A new approach for matching signal peaks based on dynamic programming is presented. The proposed approach relies on both peak retention times and mass spectra. The alignment of more than two peak lists involves three steps: (1) all possible pairs of peak lists are aligned, and similarity of each pair of peak lists is estimated; (2) the guide tree is built based on the similarity between the peak lists; (3) peak lists are progressively aligned starting with the two most similar peak lists, following the guide tree until all peak lists are exhausted. When two or more experiments are performed on different sample states and each consisting of multiple replicates, peak lists within each set of replicate experiments are aligned first (within-state alignment), and subsequently the resulting alignments are aligned themselves (between-state alignment). When more than two sets of replicate experiments are present, the between-state alignment also employs the guide tree. We demonstrate the usefulness of this approach on GC-MS metabolic profiling experiments acquired on wild-type and mutant Leishmania mexicana parasites.

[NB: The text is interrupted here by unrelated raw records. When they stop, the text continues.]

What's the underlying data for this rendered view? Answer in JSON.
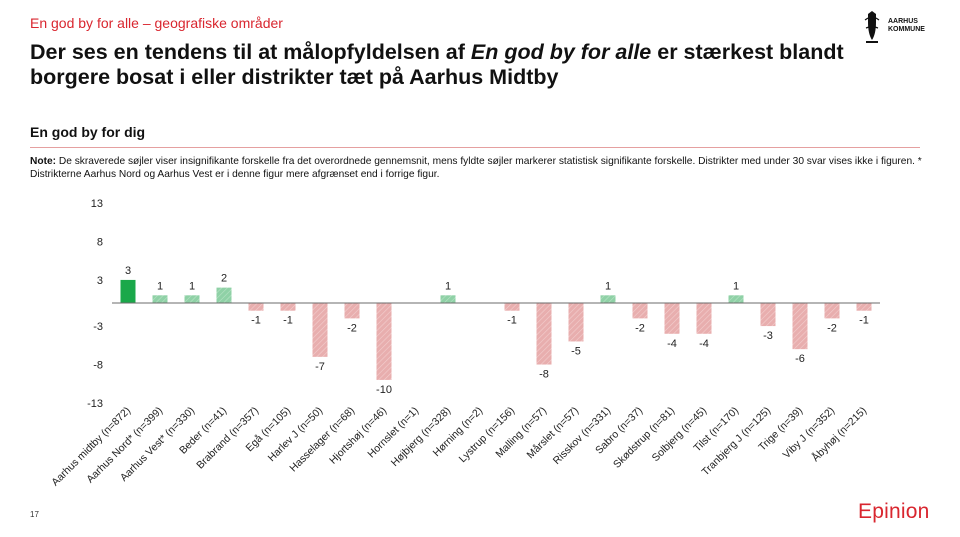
{
  "header": {
    "kicker": "En god by for alle – geografiske områder",
    "title_part1": "Der ses en tendens til at målopfyldelsen af ",
    "title_em": "En god by for alle",
    "title_part2": " er stærkest blandt borgere bosat i eller distrikter tæt på Aarhus Midtby"
  },
  "logo": {
    "line1": "AARHUS",
    "line2": "KOMMUNE",
    "icon": "aarhus-seal-icon"
  },
  "section_title": "En god by for dig",
  "note": {
    "label": "Note:",
    "text": " De skraverede søjler viser insignifikante forskelle fra det overordnede gennemsnit, mens fyldte søjler markerer statistisk signifikante forskelle. Distrikter med under 30 svar vises ikke i figuren. * Distrikterne Aarhus Nord og Aarhus Vest er i denne figur mere afgrænset end i forrige figur."
  },
  "footer": {
    "page_number": "17",
    "brand": "Epinion"
  },
  "colors": {
    "sig_positive": "#1aa84a",
    "insig_positive": "#8fd1a6",
    "insig_negative": "#e8aeae",
    "axis": "#6b6b6b",
    "accent_red": "#d9262f"
  },
  "chart_data": {
    "type": "bar",
    "title": "",
    "xlabel": "",
    "ylabel": "",
    "ylim": [
      -13,
      13
    ],
    "yticks": [
      13,
      8,
      3,
      -3,
      -8,
      -13
    ],
    "categories": [
      "Aarhus midtby (n=872)",
      "Aarhus Nord* (n=399)",
      "Aarhus Vest* (n=330)",
      "Beder (n=41)",
      "Brabrand (n=357)",
      "Egå (n=105)",
      "Harlev J (n=50)",
      "Hasselager (n=68)",
      "Hjortshøj (n=46)",
      "Hornslet (n=1)",
      "Højbjerg (n=328)",
      "Hørning (n=2)",
      "Lystrup (n=156)",
      "Malling (n=57)",
      "Mårslet (n=57)",
      "Risskov (n=331)",
      "Sabro (n=37)",
      "Skødstrup (n=81)",
      "Solbjerg (n=45)",
      "Tilst (n=170)",
      "Tranbjerg J (n=125)",
      "Trige (n=39)",
      "Viby J (n=352)",
      "Åbyhøj (n=215)"
    ],
    "values": [
      3,
      1,
      1,
      2,
      -1,
      -1,
      -7,
      -2,
      -10,
      null,
      1,
      null,
      -1,
      -8,
      -5,
      1,
      -2,
      -4,
      -4,
      1,
      -3,
      -6,
      -2,
      -1
    ],
    "labels": [
      "3",
      "1",
      "1",
      "2",
      "-1",
      "-1",
      "-7",
      "-2",
      "-10",
      "",
      "1",
      "",
      "-1",
      "-8",
      "-5",
      "1",
      "-2",
      "-4",
      "-4",
      "1",
      "-3",
      "-6",
      "-2",
      "-1"
    ],
    "significant": [
      true,
      false,
      false,
      false,
      false,
      false,
      false,
      false,
      false,
      false,
      false,
      false,
      false,
      false,
      false,
      false,
      false,
      false,
      false,
      false,
      false,
      false,
      false,
      false
    ],
    "grid": false,
    "legend": "none"
  }
}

We propose a progressive method to match signal peaks across multiple GC-MS experiments based on dynamic programming. A sensitive peak similarity function is proposed to balance peak retention time and peak mass spectra similarities. This approach can produce the optimal alignment between an arbitrary number of peak lists, and models explicitly within-state and between-state peak alignment. The accuracy of the proposed method was close to the accuracy of manually-curated peak matching, which required tens of man-hours for the analyzed data sets. The proposed approach may offer significant advantages for processing of high-throughput metabolomics data, especially when large numbers of experimental replicates and multiple sample states are analyzed.
气相色谱 - 质谱联用(GC-MS)是分析生物样品中某些小分子类别的强大平台。当对多个样品进行分析时,包括同一样品的重复样品和/或不同样品状态,需要考虑实验之间的保留时间漂移。这可以通过在峰检测之前对色谱图进行对齐来实现,或者通过从色谱图数据矩阵中提取信号峰之后进行匹配来实现。自动保留时间校正在非靶向分析研究中尤为重要。
提出了一种基于动态规划的信号峰匹配新方法。该方法同时依赖于峰保留时间和质谱。两个以上峰列表的对齐涉及三个步骤:(1)对齐所有可能的峰列表对,并估计每对峰列表的相似度;(2)基于峰列表之间的相似度构建引导树;(3)从最相似的两个峰列表开始,按照引导树逐步对齐峰列表,直到所有峰列表都处理完毕。当对不同样品状态进行两个或更多实验,且每个实验包含多个重复样品时,先对每组重复实验中的峰列表进行对齐(组内对齐),然后将得到的对齐结果再进行对齐(组间对齐)。当存在两组以上的重复实验时,组间对齐也采用引导树。我们在野生型和突变型墨西哥利什曼原虫寄生虫的GC-MS代谢谱实验中证明了该方法的有效性。
我们提出了一种基于动态规划的渐进式方法,用于在多个GC-MS实验中匹配信号峰。提出了一种灵敏的峰相似度函数,以平衡峰保留时间和峰质谱相似度。该方法可以在任意数量的峰列表之间产生最优对齐,并明确模拟组内和组间的峰对齐。所提方法的准确性接近人工精心策划的峰匹配的准确性,而人工匹配分析数据集需要数十个人工时。所提方法在处理高通量代谢组学数据时可能具有显著优势,特别是在分析大量实验重复样品和多个样品状态时。